I observed there’s a latent thespian in many of us. But some take it far more seriously than others. I was of the latter party. It was a challenge. I was and still am an introvert so the bright lights, grease paint and applause did little to sooth my nervousness and fright on stage.

I think a lot of those actors found their true selves on stage. Much like politicians whose only claim to fame is their small town title, these folks truly embraced their new pretend persona. It made them feel accomplished and whole and fulfilled. I never reached that level of self-satisfaction. I was always more interested in the story-telling aspect of the theater and not the acting part of it.

In this new incarnation as a playwright, I hope to be working with the RAAC Artistic Directors, programming chair and Senior Theater Development Chair. I hope it will be a collaborative effort in which we can create a wonderful experience for those seniors and a fun time for all who attend their first performance early next year.

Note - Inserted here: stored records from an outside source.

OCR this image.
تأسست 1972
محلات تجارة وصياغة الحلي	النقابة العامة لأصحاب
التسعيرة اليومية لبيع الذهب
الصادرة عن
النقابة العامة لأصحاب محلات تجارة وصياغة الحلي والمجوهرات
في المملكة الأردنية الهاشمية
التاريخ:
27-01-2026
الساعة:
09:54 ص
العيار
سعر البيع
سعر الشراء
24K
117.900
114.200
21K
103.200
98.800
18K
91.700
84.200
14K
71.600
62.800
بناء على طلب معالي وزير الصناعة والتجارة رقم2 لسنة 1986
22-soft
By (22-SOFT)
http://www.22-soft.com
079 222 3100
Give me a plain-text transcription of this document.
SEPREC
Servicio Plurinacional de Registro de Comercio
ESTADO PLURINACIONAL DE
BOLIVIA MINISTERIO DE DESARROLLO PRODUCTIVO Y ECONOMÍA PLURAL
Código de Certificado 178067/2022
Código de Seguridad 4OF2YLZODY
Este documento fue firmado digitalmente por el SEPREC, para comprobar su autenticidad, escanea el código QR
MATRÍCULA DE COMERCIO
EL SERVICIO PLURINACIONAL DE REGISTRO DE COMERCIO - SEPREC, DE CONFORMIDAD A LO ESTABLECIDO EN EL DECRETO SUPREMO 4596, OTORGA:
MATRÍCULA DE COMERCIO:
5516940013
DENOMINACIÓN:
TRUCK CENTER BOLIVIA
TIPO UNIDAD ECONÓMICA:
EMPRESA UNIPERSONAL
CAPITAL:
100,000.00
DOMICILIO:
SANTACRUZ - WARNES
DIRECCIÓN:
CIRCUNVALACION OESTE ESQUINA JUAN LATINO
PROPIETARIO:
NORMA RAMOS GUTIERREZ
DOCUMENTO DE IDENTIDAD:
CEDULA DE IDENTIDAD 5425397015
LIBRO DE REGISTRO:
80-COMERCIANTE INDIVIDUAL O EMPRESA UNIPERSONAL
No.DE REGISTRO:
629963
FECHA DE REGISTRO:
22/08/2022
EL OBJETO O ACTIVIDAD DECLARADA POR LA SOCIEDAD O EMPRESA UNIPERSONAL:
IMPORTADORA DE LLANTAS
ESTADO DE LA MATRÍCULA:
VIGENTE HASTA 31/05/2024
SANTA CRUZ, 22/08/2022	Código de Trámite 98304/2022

Some of those seniors may ‘see the elephant’ while others might ‘hear the owl.’ But either way, vision or not, it will be a great experience for all of them. Not for the racing hearts or sweaty palms and memory-challenges but simply because when called upon they answered the call. They took a chance and risked the fear and trepidation for a chance to do something challenging, something exhilarating, something that many of their colleagues could only hope to accomplish. Not a bad legacy in one’s twilight years.

My Tabernacle


For me it’ll be just another jump-start to add to my work load back in Palm Springs and hopefully land a production there as well. Either way, produced or not, writing plays continues to be fodder for my over-active imagination and a wonderful excuse to keep body and mind active and moving.


And always on the lookout for the elephant and the owl.